6. Tangkai pisau bedah dan pisau bedah (steril)

7. Aluminium Foil

8. Vortex

9. Sentrifugator

Prosedur

1. Daging sapi dan daging babi masing-masing dipotong halus dan ditimbang 100 mg.

kemudian masing-masing dimasukkan ke dalam Microsentrifuge Tube untuk 1,5 ml

yang telah diberi label

2. Masing-masing tube tersebut ditambahkan 200 µl Tissue Lysis Buffer, kemudian

dihomogenkan dengan cara up and down.

3. Masing-masing ditambahkan 40 µl Proteinase K, dihomogenkan dengan vortex

selama 2 menit.

4. Kedua tube tersebut diinkubasi dalam water bath bersuhu 55-57 C selama 24 jam.

5. Masing-masing tube ditambahkan 200 µl Binding Buffer (berfungsi untuk mengikat

DNA agar terikat dalam filter), divortex 2 menit, dan diinkubasi dalam water bath 70

C selama 10 menit hingga membentuk larutan yang homogeny. ( jika belom

homogeny, waktu inkubasi ditambahkan).


6. Masing-masing ditambahkan 100 µl Isopropanol Absolut untuk presipetasi DNA,

divortex 1 menit

7. Masing-masing campuran dipipet seluruhnya dan dimasukkan ke dalam Filter Tube

yang telah dipasangkan Collection Tube. Divortex 2 menit, kemudian disentrifugasi 1

menit dengan kecepatan 8700 rpm. Cairan yang melewati filter dibuang bersamaan

collection tube. Filter tube dipasangkan dengan collection tube baru.

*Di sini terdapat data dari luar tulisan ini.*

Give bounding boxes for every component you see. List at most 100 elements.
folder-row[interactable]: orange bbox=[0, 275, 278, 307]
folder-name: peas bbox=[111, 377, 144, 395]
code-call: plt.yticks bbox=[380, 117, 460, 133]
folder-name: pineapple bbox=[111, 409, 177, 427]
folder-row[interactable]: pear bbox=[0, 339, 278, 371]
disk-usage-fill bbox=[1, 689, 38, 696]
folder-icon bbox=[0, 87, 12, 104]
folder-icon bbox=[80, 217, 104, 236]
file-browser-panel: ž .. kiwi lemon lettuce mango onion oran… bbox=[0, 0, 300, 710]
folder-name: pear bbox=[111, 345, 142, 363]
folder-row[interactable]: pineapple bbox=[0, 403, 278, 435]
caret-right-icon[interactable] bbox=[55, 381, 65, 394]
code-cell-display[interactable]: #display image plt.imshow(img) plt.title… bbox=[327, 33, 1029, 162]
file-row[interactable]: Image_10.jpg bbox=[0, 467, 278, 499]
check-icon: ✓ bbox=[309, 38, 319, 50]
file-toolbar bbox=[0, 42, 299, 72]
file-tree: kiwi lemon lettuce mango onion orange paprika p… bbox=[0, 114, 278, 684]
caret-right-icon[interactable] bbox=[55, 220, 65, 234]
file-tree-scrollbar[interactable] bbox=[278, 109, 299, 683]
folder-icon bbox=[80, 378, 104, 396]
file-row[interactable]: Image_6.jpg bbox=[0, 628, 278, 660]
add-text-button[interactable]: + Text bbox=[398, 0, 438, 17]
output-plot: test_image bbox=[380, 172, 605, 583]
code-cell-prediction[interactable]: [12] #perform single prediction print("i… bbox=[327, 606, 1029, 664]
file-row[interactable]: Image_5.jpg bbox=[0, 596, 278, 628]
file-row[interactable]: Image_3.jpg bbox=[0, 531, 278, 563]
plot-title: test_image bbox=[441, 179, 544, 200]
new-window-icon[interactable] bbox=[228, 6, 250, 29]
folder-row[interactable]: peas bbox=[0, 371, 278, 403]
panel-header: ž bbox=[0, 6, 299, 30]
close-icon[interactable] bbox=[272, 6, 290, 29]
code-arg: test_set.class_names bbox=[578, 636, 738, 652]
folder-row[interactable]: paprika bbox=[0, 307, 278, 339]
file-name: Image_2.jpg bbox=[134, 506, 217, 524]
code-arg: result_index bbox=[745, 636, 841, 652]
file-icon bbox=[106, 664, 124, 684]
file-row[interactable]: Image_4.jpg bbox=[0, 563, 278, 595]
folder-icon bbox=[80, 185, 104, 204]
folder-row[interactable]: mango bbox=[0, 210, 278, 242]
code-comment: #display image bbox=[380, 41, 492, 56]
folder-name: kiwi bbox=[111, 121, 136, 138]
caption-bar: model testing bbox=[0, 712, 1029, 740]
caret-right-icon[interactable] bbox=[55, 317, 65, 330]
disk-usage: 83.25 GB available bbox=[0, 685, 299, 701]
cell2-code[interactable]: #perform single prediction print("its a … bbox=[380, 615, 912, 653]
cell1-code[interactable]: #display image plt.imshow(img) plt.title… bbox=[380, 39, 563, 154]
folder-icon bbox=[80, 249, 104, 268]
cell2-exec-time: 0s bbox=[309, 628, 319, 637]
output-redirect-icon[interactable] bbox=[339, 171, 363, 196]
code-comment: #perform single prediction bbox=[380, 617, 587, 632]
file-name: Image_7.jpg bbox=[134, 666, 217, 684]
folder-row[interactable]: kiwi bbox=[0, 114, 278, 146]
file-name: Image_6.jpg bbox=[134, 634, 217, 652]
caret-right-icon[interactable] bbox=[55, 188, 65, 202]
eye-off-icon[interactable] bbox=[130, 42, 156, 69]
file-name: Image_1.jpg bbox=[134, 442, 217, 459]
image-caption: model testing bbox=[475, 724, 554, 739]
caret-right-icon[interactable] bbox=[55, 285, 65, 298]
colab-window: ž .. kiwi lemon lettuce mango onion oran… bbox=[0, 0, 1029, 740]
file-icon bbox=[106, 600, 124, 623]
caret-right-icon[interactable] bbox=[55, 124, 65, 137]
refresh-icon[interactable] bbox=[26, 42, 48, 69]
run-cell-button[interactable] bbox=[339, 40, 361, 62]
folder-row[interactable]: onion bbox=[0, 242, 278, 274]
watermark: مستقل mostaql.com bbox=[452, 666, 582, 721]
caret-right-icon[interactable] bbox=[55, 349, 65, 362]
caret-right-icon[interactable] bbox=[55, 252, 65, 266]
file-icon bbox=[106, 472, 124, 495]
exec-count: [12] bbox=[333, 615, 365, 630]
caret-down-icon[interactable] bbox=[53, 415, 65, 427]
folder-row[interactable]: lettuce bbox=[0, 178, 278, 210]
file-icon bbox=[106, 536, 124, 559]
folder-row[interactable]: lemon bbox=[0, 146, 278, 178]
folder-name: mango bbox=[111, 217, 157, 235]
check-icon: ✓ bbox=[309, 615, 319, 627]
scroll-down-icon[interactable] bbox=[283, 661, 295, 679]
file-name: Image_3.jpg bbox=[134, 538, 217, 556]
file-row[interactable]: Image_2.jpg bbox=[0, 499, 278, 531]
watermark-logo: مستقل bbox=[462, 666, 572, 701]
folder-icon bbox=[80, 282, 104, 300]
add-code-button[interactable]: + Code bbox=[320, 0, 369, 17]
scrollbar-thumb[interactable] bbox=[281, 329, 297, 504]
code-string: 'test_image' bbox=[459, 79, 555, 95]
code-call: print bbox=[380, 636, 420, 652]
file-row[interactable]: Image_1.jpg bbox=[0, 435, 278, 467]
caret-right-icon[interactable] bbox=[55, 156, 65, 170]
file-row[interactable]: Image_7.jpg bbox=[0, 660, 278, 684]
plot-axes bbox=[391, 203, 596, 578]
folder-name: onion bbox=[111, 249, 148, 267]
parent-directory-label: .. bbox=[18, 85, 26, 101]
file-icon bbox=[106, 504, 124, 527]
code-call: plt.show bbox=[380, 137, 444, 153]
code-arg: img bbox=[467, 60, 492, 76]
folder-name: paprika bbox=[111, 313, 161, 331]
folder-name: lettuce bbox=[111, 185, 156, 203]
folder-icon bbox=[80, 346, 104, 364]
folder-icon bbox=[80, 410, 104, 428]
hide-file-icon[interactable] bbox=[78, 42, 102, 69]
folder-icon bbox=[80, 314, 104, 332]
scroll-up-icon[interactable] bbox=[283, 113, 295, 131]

8. Masing-masing ditambahkan 500 µl Inhibitor Removal Buffer. Divortex 2 menit,

kemudian disentrifugasi 1 menit dengan kecepatan 8700 rpm. Cairan yang melewati

filter dibuang bersamaan collection tube. Filter tube dipasangkan dengan collection

tube baru.

9. Masing-masing ditambahkan 500 µl wash buffer. Divortex 2 menit, kemudian

disentrifugasi 1 menit engan kecepatan 8700 rpm. Cairan yang melewati filter

dibuang bresaaan collection tube. Filter tube dipasangkan dengan collection tube baru.

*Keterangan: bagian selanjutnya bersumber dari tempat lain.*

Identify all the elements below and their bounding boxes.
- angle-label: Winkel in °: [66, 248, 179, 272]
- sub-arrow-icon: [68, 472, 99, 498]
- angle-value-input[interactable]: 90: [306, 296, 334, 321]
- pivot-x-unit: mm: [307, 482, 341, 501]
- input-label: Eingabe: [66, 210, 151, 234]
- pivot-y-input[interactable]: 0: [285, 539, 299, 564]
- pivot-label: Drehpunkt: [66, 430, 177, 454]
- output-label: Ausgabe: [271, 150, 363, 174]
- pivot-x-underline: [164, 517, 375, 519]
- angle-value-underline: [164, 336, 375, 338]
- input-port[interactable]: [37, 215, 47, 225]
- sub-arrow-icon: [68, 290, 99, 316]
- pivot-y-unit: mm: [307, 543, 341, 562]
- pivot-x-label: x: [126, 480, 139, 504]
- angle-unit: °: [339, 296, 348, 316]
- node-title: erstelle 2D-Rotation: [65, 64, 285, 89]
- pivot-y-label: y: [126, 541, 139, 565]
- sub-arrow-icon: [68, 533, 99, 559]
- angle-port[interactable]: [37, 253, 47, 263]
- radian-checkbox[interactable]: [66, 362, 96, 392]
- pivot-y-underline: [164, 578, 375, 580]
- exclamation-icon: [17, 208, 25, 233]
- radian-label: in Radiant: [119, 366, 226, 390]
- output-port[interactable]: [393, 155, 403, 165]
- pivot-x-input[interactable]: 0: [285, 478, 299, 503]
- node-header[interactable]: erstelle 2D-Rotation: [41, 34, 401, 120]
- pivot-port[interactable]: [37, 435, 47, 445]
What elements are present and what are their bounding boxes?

10. Masing-masing ditambahkan kembali 500 µl wah buffer. Divortex 2 menit, kemudian

disentrifugasi 1 menit dengan kecepatan 8700 rpm.

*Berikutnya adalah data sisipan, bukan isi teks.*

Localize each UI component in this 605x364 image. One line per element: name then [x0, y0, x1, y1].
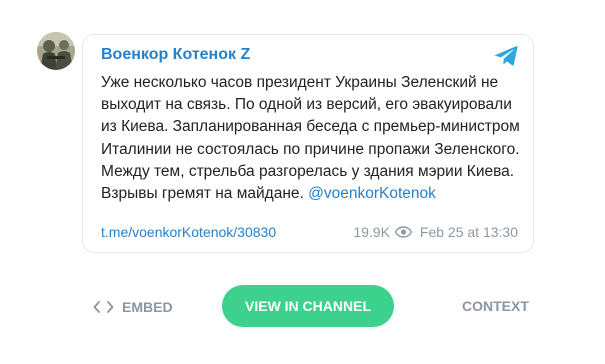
telegram-icon[interactable]: [494, 45, 518, 67]
embed-button[interactable]: EMBED: [93, 298, 173, 316]
post-permalink[interactable]: t.me/voenkorKotenok/30830: [101, 224, 276, 240]
channel-name[interactable]: Военкор Котенок Z: [101, 46, 250, 64]
mention-link[interactable]: @voenkorKotenok: [308, 185, 436, 202]
code-brackets-icon: [93, 301, 114, 313]
embed-label: EMBED: [122, 299, 173, 315]
post-text: Уже несколько часов президент Украины Зе…: [101, 72, 521, 205]
channel-avatar[interactable]: [37, 32, 75, 70]
post-meta: 19.9K Feb 25 at 13:30: [353, 224, 518, 240]
eye-icon: [394, 226, 412, 238]
post-body: Уже несколько часов президент Украины Зе…: [101, 74, 520, 203]
view-in-channel-label: VIEW IN CHANNEL: [245, 298, 371, 314]
telegram-post-widget: Военкор Котенок Z Уже несколько часов пр…: [0, 0, 605, 364]
post-date[interactable]: Feb 25 at 13:30: [420, 224, 518, 240]
view-in-channel-button[interactable]: VIEW IN CHANNEL: [222, 285, 394, 327]
view-count: 19.9K: [353, 224, 390, 240]
context-button[interactable]: CONTEXT: [462, 298, 529, 314]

11. Cairan yang melewati filter dibuang, collection tube dipasangkan kembali.

Disentrifugasi 2 menit dengan kecepatan 8700 rpm untuk menghilangkan sisa Wash

Buffer. Cairan yang melewati filter dibuang bersamaan collection tube. Filter tube

dipasangkan dengan Microsentrifuge Tube steril.

12. Masing-masing ditambahkan 100 µl Elution Buffer (telah dihangatkan pada suhu 70

C minimal 5 menit). Divortex 2 menit, kemudian disentrifugasi 1 menit dengan

kecepatan 8700 rpm. Perlakuan ini dilakukan2 kali.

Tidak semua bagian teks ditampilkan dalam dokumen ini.